Des Papst-Gnoms Auferstehung
Auf CDU-Druck wurde in Konstanz einst ein Werk des Künstlers Peter Lenk verbannt - nun kommt es zurück
Knapp vier Jahre ist es her, als der Aufsichtsrat der Tourist Information Konstanz (TIK) dafür sorgte, dass Peter Lenks Päpstlein aus dem Bahnhof der Stadt am Bodensee entfernt wurde und auf dem Wertstoffhof landete. Ganz Deutschland lachte herzlich und auch ungläubig über diese Provinzposse vom Bodensee. Nun aber zieht die beliebte Skulptur wieder in die Konstanzer Innenstadt und kann in einem Schaufenster eines Schmuckladens bewundert werden.
Der Künstler Peter Lenk hatte 2010 dem Drängen der Tourist Information nachgegeben und einen Abguss des päpstlichen Gnoms, dessen Original im Hafen friedlich auf dem Händchen von Lenks großer Imperia-Figur sitzt, in der Mobilitätszentrale des Konstanzer Bahnhofs aufgestellt. Schnell wurde die ulkige Figur zur Touristenattraktion und Besucher kamen sogar von weit her, um sie zu fotografieren und sich an ihr erfreuen.

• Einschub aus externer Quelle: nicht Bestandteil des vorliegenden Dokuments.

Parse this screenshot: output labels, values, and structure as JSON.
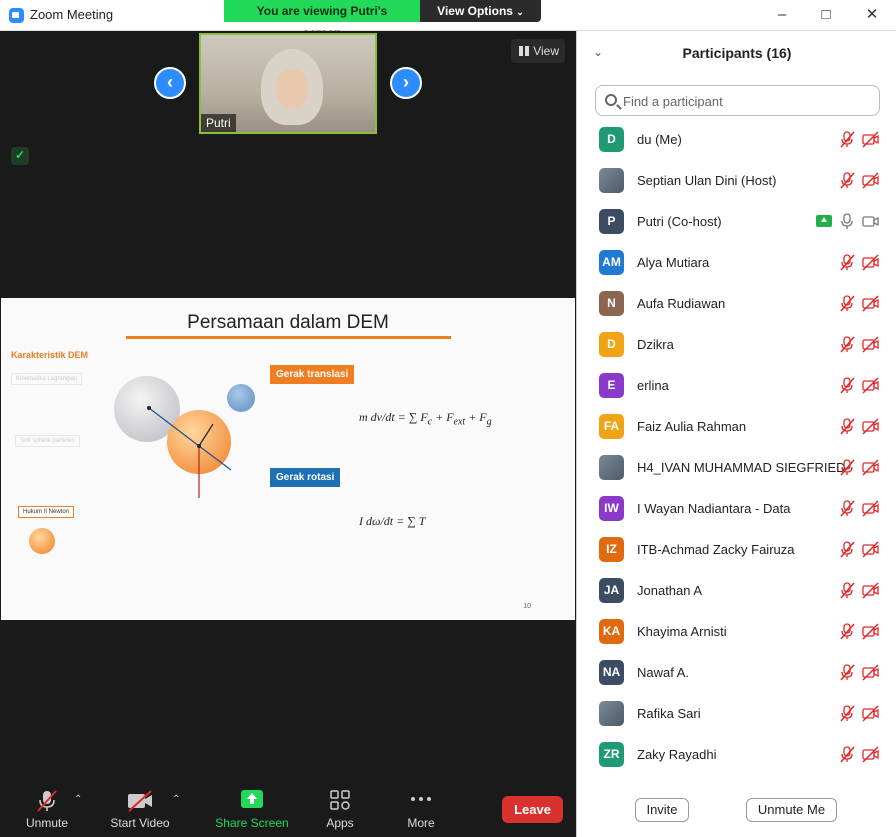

Doch schnell meldeten sich konservative Glaubenswächter aus Stuttgarter CDU-Kreisen per Bildzeitung zu Wort und behaupteten, die papstähnliche Figur würde »religiöse Gefühle« verletzen, da sie eine gewisse Ähnlichkeit mit Papst Benedikt aufweise. Derart unter Druck geraten, entschied der Aufsichtsrat der Tourist Information mehrheitlich, die Skulptur wieder auszulagern. Auch der damalige grüne Oberbürgermeister Horst Frank plädierte dafür. Der Vorgang ging durch die Presse und auch ausländische Medien berichteten ausführlich über das hochnotpeinliche Geschehen aus dem tiefen Süden Baden-Württembergs.
Trotz massiver Proteste aus der Bürgerschaft wurde das Päpstlein klammheimlich in den Konstanzer Wertstoffhof verschleppt und in einem dunklen Container zwischengelagert. Das brachte noch 2010 den österreichischen Aktionskünstler Johan Maden auf den Plan: Und er organisierte eine Ausstellung mit Lenks Werken im steirischen Städtchen Weiz. Das Päpstlein als Hauptfigur wurde auf einem offenen Tieflader von Konstanz nach Österreich gefahren und sorgte bei Zwischenstationen in vielen Städten für wahre Volksaufläufe. Die Ausstellung im Weizer Kunstmuseum war ein großer Erfolg und das Gelächter über die »Kulturbanausen vom Bodensee« brandete erneut auf. Dann kehrte Ruhe ein und der Vorfall wurde vergessen.
Kürzlich aber kamen die Betreiber eines Schmuckladens in der meist besuchten Konstanzer Einkaufsstraße auf die Idee, dem Päpstlein einen attraktiven Platz in ihrem Schaufenster anzubieten. Peter Lenk sagte zu und ab dieser Woche begrüßt eine 1:1-Abbildung des Originals für rund drei Monate die Passanten. Auch König Sigismund, der erst nach dem Konstanzer Konzil (1414 bis 1418) zum Kaiser gekrönt wurde, wird neben dem päpstlichen Gnom sitzen. Im Inneren des Ladens werden weitere Lenk-Figuren zu sehen sein, darunter eher Personen der aktuellen Zeitgeschichte, wie etwa der grüne »Wendebauch« Joschka Fischer, wie Lenk den früheren Außenminister spöttisch bezeichnet.
Man darf gespannt sein, ob sich die Skulpturenstürmer aus dem Jahre 2010 noch einmal zusammenrotten, über verletzte religiöse Gefühle schwadronieren und sich erneut um einen Spitzenplatz in der bundesweiten Peinlichkeitstabelle bemühen. Der Schmuckhändler wird sich jedenfalls darauf einstellen müssen, dass zumindest sein Schaufenster rund um die Uhr für Aufsehen sorgt und sich Zigtausende aus nah und fern an der Scheibe die Nasen platt drücken. Aber das war wohl auch von Anfang an die Absicht des kulturellen Werbegags. Und der bietet sich auch an, denn Konstanz feiert seit April die Erinnerung an das Konstanzer Konzil, das exakt vor 600 Jahren einberufen wurde, um die Einheit der Kirche wieder herzustellen.